Well, I think the primary issue has been that — in these negotiations, that the Palestinians have wanted to see an end to this war. And there has been a cease-fire in place. That was the case in early January.

But it was something that the Israeli government decided to back out of because they believed they could increase pressure on the Palestinians, and Hamas, in particular, and try to get a better set of terms. That didn't materialize, despite all of the pressure that we have seen, the massive Israeli military operation that expanded its control to some 75 to 80 percent of the territory, the deliberate starvation campaign that has made headlines around the world in recent weeks.
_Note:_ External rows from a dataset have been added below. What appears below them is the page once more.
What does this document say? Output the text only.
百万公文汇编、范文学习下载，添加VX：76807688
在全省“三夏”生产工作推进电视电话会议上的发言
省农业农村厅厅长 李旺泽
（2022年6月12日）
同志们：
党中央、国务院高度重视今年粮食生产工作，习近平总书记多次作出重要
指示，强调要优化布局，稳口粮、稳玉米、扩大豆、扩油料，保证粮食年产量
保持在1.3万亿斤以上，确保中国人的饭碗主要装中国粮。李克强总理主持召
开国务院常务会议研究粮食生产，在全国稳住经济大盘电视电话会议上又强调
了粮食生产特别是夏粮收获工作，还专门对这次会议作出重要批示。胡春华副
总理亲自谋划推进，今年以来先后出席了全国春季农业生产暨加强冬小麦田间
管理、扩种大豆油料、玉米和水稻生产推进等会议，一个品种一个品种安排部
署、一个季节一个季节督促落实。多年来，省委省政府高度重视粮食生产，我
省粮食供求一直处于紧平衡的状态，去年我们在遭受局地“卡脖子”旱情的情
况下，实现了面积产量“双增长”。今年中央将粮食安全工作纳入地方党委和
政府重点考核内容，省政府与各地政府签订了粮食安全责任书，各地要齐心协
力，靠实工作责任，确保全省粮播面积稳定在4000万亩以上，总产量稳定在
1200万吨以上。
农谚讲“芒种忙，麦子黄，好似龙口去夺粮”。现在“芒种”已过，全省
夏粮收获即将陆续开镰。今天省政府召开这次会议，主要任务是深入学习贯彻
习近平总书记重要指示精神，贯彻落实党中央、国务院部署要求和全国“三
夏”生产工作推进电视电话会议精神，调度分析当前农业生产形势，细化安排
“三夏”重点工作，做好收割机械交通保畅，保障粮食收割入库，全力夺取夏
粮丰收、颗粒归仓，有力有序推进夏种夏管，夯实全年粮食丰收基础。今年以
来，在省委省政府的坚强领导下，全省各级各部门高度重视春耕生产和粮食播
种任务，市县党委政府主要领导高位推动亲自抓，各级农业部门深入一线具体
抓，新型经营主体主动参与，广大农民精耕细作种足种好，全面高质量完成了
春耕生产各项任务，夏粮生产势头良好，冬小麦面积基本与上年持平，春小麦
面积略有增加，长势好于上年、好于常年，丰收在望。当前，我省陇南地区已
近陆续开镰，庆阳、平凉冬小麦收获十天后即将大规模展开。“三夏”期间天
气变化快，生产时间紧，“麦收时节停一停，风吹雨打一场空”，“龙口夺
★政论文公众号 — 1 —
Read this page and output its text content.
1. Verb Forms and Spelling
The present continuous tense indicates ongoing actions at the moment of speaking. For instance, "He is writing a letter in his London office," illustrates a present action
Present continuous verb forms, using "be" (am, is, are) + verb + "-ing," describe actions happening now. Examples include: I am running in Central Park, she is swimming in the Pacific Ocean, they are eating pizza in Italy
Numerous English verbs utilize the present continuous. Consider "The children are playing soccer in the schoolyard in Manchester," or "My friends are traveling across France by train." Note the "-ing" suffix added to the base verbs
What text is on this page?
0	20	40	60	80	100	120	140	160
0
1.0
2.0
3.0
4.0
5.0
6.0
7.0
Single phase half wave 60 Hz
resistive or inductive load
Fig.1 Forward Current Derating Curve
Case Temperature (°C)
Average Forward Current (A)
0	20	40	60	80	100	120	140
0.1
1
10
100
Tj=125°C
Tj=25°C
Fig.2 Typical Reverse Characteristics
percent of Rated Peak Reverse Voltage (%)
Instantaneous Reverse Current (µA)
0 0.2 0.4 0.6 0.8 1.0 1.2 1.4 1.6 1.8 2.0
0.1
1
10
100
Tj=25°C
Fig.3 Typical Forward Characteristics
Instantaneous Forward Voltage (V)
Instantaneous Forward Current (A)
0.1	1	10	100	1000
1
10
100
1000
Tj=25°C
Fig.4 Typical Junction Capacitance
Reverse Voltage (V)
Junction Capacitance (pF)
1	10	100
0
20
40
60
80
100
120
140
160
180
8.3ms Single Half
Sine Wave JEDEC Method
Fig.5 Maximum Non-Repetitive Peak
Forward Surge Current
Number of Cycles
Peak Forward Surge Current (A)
That has failed to create change at the negotiating table. And I think one thing that the Israeli public is increasingly understanding is, of all of the hostages that have been released, the vast majority of them have been released in negotiations, and not by military force.

I think the key problem right now is that what people are realizing is that the goals set forth by the Israeli government in this war, these three different goals, they're beginning to militate against each other as push comes to shove on the ground. And Netanyahu is looking for answers from the military that they simply cannot provide right now.

And he's looking at an Israeli public who wants an end to this as well, but a Cabinet and a government who is not really letting him back away from this. So he may very well walk himself into even greater horrors in Gaza because he doesn't seem to have a clear vision and doesn't seem to have a clear strategy, other than continuing to use the blunt force of the military against Palestinians.

Geoff Bennett:

In the time that remains, let's talk about the U.S. role. What role does the U.S. have in trying to end this war? I mean, President Trump is sending mixed signals. The Biden administration largely deferred to Israel's approach. Is meaningful American pressure even on the table right now?

David Makovsky:

No, I think that you're raising an important point.

And I actually think the interview that Netanyahu gave today, he doesn't talk to the Israeli media, but he talks to the American media. Today, it was FOX News. But it was the most explicit he's come in saying that this is like — basically, this — Gaza's going to be given over to other Arabs. It can't be run by Hamas.

And I would hold him to it. And now that you have that Arab statement that I was referring to from last week calling out Hamas, saying they can't govern, I would hope us in Washington, that the United States would come to Netanyahu and say, OK, you said that it's going to be other Arabs taking over; 74 percent of Israelis, including 60 percent of your own supporters in the last Channel 12 — that's like the leading TV — in last Friday poll would rather get the hostages out and end the war.

So let's think about, how do we make that segue, that other Arabs can do that and do it in a way that Hamas is not left holding guns? Because, in the Middle East, the people who fire the shots call the shots. But if the Arabs are willing to take this area over, I would hope the United States would work with Israel here and the Arabs in making that transition, because Netanyahu was saying, it's not going to be annexed by Israel, even though the hard right wants him to do that.

But he has not done that.

Geoff Bennett:

Yousef, in the 45 seconds we have left, what's your view?

Yousef Munayyer:

Look, at the end of the day, Gaza is occupied by Israel. The population there is Israel's responsibility. They have completely destroyed the area in Gaza.

Why Netanyahu thinks he can pass off that issue to any other country, Arab or otherwise, is beyond me. He's writing checks at this point that he simply can't cash. And, unfortunately, Washington is allowing him to meander down this very, very destructive road with no way out.

Geoff Bennett:

Yousef Munayyer and David Makovsky, our thanks to you both.